The redhead stopped in her tracks just as they left the city limits on a path that split three ways into the woods. She about-faced and put her hands on her hips. “Oh, I don’t know, Kendrick... How about the fact that you only seem to make progress when I’m pushing you? How about the fact that I brought you here as a desperate last-ditch effort to save our world? How about the fact that she and I stole a priceless artifact from our school that we may never be able to return to now—either because we’ll be wanted criminals at best, or at worst, our school, and the rest of the Ecumene, will no longer exist once the Dark Lord finally steps through the Rift? Have you stopped for one moment this entire time to consider what we’ve had to endure these past two years?”

Dark Lord? Kendrick wondered privately. Never mind that. “That’s the only reason I ever did anything you asked of me,” he shot back. “I left that shack where you found me because I was scared, because you told me to be scared. I picked up the Psysword because you told me to. I kill things because you tell me to.
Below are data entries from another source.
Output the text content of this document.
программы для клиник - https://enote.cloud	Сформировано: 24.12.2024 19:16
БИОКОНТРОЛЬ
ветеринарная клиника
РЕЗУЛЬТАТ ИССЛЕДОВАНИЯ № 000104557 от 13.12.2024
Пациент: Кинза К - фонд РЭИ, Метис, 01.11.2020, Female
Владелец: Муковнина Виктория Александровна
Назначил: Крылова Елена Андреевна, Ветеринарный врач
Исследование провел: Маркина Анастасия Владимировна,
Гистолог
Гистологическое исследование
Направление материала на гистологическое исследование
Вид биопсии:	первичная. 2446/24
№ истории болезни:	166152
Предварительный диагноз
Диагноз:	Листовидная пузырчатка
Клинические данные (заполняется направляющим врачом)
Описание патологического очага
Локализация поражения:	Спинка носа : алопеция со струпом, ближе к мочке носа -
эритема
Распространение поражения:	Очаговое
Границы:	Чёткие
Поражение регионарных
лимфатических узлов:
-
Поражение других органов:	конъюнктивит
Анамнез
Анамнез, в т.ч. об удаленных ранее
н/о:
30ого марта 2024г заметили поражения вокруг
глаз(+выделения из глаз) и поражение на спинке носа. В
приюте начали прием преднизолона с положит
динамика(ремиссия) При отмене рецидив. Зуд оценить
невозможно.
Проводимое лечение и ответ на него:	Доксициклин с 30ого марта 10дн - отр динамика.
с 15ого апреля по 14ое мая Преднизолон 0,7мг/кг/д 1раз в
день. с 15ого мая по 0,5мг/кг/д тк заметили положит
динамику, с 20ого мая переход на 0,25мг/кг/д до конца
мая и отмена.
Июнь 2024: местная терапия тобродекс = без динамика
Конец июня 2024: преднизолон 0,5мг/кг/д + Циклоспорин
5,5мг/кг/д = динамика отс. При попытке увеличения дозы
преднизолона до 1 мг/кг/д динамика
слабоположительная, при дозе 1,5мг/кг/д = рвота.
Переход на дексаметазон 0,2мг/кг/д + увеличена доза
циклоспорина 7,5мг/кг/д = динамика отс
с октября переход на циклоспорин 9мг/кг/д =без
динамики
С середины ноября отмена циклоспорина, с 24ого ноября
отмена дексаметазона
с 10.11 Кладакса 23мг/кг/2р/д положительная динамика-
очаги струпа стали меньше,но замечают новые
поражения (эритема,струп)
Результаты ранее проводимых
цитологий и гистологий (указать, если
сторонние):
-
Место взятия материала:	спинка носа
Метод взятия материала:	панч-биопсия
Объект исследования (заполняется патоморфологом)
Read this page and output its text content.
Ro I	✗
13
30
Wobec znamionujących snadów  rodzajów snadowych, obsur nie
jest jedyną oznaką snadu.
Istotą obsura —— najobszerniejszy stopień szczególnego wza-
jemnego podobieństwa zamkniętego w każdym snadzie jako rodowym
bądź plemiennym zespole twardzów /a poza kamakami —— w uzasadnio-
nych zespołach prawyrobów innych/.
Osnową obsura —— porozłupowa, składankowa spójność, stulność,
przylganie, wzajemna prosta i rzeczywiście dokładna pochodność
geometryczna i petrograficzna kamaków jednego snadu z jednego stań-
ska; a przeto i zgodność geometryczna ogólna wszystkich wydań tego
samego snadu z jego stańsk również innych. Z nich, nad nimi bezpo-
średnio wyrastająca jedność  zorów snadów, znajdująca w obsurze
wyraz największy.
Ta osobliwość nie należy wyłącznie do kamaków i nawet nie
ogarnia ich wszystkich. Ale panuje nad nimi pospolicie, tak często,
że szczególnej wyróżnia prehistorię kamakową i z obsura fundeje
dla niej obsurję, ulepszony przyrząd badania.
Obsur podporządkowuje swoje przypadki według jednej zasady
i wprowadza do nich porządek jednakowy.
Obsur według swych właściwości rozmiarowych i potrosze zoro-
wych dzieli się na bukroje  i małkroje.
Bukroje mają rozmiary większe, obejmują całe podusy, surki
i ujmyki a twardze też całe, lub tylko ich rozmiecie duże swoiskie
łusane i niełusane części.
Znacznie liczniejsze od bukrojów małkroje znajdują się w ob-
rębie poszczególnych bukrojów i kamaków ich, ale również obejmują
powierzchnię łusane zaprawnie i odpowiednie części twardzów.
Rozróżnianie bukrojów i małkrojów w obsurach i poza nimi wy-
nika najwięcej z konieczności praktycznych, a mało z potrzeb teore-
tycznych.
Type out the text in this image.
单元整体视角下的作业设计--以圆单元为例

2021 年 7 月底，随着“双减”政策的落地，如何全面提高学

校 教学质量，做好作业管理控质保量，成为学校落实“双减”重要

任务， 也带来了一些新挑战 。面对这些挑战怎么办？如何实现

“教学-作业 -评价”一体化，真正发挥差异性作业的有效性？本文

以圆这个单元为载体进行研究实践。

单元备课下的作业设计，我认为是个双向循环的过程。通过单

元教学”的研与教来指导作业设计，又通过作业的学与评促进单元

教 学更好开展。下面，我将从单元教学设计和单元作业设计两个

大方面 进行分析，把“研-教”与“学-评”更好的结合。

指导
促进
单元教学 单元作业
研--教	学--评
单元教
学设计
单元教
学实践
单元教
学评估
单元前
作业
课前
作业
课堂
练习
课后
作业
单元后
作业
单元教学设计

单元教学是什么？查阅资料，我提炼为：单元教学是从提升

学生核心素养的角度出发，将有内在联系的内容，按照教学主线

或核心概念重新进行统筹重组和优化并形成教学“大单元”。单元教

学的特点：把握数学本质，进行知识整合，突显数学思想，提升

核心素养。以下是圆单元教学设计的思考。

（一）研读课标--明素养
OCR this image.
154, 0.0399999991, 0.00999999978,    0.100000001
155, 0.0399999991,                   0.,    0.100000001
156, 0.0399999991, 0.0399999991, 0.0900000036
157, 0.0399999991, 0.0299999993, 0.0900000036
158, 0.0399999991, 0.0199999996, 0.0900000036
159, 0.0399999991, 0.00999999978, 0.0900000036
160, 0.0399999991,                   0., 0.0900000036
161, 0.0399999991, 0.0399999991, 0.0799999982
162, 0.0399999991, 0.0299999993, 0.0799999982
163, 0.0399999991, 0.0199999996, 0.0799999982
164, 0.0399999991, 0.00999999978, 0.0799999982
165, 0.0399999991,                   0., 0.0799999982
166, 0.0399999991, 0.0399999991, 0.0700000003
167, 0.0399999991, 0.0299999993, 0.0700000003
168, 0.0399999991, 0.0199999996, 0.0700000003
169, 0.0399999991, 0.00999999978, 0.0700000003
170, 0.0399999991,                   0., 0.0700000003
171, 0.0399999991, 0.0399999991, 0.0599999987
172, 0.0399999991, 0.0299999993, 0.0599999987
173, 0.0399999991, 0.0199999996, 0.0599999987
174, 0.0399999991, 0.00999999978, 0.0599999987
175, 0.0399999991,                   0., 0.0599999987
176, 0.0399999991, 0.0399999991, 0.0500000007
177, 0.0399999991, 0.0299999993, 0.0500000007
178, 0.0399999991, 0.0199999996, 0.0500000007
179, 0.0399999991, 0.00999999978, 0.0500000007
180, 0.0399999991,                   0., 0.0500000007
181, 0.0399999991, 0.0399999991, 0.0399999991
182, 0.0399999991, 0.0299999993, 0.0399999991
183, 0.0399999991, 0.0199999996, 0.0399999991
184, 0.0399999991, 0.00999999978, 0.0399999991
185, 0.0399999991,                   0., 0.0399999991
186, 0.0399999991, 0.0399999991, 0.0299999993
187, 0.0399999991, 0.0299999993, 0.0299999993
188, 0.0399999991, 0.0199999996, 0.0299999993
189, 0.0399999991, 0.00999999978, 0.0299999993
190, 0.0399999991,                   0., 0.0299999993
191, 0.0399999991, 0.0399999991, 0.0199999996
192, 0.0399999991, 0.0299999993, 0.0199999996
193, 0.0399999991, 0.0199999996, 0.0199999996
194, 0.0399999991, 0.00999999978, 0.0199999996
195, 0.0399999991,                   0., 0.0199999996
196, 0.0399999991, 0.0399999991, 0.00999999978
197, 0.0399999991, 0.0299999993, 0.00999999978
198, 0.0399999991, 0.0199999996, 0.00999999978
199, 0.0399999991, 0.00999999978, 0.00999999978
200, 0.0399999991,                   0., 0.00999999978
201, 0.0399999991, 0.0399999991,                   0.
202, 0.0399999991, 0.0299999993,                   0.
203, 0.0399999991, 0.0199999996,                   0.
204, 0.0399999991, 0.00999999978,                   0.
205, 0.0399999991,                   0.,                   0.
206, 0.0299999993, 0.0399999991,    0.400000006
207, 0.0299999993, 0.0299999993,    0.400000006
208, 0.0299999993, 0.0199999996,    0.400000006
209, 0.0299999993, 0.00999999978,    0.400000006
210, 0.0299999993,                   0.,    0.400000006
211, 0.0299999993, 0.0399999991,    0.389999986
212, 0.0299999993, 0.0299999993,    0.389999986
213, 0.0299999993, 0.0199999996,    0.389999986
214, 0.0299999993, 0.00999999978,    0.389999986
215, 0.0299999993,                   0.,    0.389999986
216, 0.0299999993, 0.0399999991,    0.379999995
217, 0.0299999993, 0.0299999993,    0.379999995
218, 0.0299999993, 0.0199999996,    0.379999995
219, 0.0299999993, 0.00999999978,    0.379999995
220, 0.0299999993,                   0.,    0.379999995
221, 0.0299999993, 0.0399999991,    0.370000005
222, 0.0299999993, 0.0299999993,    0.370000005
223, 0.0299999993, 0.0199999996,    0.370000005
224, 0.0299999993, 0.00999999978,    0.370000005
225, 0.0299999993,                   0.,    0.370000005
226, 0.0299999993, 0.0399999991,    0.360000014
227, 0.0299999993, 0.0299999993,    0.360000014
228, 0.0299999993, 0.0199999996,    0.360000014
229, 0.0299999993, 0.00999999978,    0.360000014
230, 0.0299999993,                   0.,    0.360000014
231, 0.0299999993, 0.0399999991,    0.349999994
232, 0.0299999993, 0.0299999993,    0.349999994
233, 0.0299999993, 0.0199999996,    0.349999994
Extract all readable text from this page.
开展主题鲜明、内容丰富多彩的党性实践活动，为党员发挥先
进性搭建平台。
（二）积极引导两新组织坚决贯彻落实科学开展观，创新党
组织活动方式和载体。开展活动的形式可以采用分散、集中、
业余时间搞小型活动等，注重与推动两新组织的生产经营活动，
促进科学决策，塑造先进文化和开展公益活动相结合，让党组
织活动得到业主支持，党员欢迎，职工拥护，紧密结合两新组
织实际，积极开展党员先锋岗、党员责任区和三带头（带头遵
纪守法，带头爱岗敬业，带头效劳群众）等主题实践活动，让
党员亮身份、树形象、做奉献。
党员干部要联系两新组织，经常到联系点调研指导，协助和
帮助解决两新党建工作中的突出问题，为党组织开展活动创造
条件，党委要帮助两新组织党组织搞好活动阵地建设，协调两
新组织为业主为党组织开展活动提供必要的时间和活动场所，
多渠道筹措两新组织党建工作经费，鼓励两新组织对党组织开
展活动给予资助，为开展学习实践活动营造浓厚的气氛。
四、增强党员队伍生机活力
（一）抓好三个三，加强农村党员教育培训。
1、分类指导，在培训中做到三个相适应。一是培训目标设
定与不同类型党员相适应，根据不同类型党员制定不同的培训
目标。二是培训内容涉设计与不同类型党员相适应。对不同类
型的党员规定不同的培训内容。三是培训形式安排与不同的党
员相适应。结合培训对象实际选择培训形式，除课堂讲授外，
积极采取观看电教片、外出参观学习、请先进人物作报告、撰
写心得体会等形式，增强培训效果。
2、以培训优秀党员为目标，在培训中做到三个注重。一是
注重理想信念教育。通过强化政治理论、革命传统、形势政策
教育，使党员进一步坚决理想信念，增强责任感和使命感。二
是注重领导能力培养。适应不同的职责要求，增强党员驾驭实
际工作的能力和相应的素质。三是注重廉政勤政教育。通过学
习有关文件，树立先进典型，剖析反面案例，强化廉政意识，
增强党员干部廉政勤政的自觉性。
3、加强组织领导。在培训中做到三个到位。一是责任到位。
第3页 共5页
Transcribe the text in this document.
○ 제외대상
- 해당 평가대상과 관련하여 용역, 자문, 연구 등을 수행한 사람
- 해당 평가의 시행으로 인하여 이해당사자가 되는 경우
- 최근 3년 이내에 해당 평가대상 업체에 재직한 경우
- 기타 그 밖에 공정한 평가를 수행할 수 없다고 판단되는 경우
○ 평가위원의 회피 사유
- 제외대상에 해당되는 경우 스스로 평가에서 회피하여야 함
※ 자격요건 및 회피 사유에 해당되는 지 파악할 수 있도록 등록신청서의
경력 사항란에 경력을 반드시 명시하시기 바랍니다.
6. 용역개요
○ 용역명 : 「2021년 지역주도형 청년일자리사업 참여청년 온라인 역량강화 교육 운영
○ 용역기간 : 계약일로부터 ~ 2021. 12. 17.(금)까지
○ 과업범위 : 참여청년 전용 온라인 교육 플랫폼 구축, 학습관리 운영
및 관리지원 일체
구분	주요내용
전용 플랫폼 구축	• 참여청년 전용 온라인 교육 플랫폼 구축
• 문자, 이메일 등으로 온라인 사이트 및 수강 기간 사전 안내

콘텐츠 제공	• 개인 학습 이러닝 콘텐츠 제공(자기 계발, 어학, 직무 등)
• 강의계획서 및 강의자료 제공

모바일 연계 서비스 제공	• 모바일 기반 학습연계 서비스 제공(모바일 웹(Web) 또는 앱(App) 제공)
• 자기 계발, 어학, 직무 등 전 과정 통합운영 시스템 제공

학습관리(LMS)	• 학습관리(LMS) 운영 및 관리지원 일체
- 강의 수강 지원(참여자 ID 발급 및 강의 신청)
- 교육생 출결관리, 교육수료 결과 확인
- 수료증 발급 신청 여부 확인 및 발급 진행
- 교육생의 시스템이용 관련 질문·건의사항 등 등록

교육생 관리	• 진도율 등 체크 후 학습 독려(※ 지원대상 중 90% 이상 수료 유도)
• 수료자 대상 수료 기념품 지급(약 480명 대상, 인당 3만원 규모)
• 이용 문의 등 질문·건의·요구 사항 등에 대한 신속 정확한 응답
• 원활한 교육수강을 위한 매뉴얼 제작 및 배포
Everything—”

“Guys,” Sahni murmured.

“—that I have done since the moment I’ve come here has either been out of self-preservation or following your orders.”

“And look how far you’ve come these past few days!” Bellara went on. “That’s not an accident!”

“Guys?” Sahni said again, a bit louder.

Bellara poked him in the chest. “You’ve gone from—and don’t take this the wrong way—kind of a sniveling coward to a respectable warrior in training. If a mother bird never pushed her hatchlings out of the nest, would birds ever learn to fly?”

Kendrick scoffed, “Um, I’m pretty sure that’s a natural part of a bird’s life cycle. This—” he said, gesturing at the town behind them “—this, uh, traveling exterminator thing, this summoning me from another universe thing, pretty sure this is not normal and—”

“Guys!” Sahni shouted. It was the loudest Kendrick had ever heard her speak. He looked at her, and then his eyes were drawn to follow her gaze. A figure blocked the path ahead of them that led out of town.

“Bellara Cass? Sahni Khloremi?” A man dressed in a bright orange hooded cowl, brown robes, jeweled necklaces, and wearing ornate, arcane-looking tattoos on his neck and the backs of his hands, stood in their way. He frowned at them, looking down at the two of them over the bridge of his pronounced nose.

“Can we help you?” Bellara spat back, sounding annoyed.

“I should hope so,” the man replied sternly. “You’ve already answered several questions of mine, but several more still remain.” Kendrick’s stomach sank as he got an inkling of what was about to happen. “I am a Warden of the Redrune Academy. I understand you’ve taken something that does not belong to you.”